ルー・リード、死んじゃいましたね。これから書くことはただのおっさんの思い出話なので飛ばしてもらって結構です。
中2か中3か、NHKのAM、しかも地方局(長崎)の土曜の番組で洋楽を紹介する1時間番組があった。まっ、土曜の昼だからね、割と聴いてた。
ある日、突然全く聞いたことのないグループの特集があった。ヴェルベット・アンダーグラウンド。1stの日本盤が初めて出る3〜4年前の話である。
1曲目はサンディ・モーニング。ん?変な声?こんなんでレコード出せるの?でも良い曲。
それまでサイモン&ガーファンクルとかプレスリーとか聴いてた中学生だしね。そんなもんですわ。ハード・ロックという言葉もディープ・パープルのマシーン・ヘッドで一般化したそんな時代です。
で2曲目がシスター・レイ。しかもノー・カット。AMでローカル局の昼間の番組で。
50数年生きてきて、多分今に至るまでその時以上の衝撃を受けたことはない。
なんじゃ?これ?雑音だらけやん、と思いながらもずんずん引き込まれていった。
繰り返すけどハード・ロックが定着しだした時代の話ですよ。
あのノイジーなオルガンとシンプルきわまりないリズムとそれになによりあの声。体がひっくり返ったような気がした。
そうそう多分その時にひっくり返った。音楽には表と裏があって、その裏側がなんと魅力に溢れているのかを、AMの雑音混じりのシスター・レイで体ごとひっくり返されて思い知った。
その番組のアナウンサー、次の週で「来週から北海道に転勤になります。」と言ってその番組自体も終わってしまった。ヴェルベットを流したから転勤させられたのか、または転勤が決まったから最後っ屁みたいなことをしたのかわからない。

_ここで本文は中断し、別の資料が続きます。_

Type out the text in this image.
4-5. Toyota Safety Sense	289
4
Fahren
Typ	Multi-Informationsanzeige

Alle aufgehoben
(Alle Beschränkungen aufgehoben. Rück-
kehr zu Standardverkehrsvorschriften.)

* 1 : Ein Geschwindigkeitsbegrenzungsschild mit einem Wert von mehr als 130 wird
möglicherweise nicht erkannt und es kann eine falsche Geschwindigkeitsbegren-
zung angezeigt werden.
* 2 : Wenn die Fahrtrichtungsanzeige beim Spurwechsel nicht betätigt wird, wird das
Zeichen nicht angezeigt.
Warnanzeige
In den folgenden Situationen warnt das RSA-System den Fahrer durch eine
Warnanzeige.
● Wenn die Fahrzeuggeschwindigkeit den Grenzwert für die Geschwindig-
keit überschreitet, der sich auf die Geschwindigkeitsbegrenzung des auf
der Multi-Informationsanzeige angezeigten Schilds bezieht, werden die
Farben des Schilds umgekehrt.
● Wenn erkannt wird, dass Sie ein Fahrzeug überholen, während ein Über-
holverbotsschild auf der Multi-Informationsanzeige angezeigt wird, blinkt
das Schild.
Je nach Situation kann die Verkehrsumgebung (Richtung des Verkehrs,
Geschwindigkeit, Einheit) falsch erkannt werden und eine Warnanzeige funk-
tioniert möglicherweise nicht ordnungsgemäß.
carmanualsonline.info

けど、そのおかげでその後の音楽の聴き方が変わった少年が一人居たのだ。で、その少年がその後いろいろごちゃごちゃやるわけですよ。
ヴェルベットが裏か表かはもうどうでもいいことだけど、その時に裏側(当時は完全に裏だ)の魅力に気をつかせてくれて底の深さを覗く喜びを教えてくれたあのラジオ番組がなければ、多分こういう事はやってはいなかっただろうな。
影響って多分受けた人の数の問題じゃない。大きな影響を受ける人間が一人でもいれば、その後いろいろ動く。自分が大きな事をしたっていうわけじゃないですよ。でもいくつかのCDは多分この世には出ることはなかっただろうし、何人かのライヴやコンサートも実現しなかっただろうという程度のささやかなことです。
でもささやかでも人が動く影響を与えたっていうのはすごいと思う、単純に。
音楽と人の出会いっていろいろあるけどラジオで突然聴いたことのないモノに出会うっていいな〜と思うのはその時の事があるからかもしれない。
jamjamラジオに時々出させていただいてハードかつヘヴィーな選曲してますが、自分の記憶から、一人でもその音楽でそれまでの自分がひっくり返されるような体験をしてくれる人が一人でも居たら、と思いながらやってるんです。当時のNHK長崎のアナウンサーへの恩返しみたいなもんかな。
そんな勝手なことをやらせてくれるKBS京都と大友さんには本当に感謝してます。
その後高1か高2の時ようやく1stが日本盤で出て、受験で東京に来たときようやく2nd3rdを買って(新宿レコードで、しかもレコード買うのが第一目的で東京来たから受験はやる気無し、で失敗)ラジオを聴いてからようやく5~6年ぶりにシスター・レイをあらためて聴けることになるのだが。それは余談です。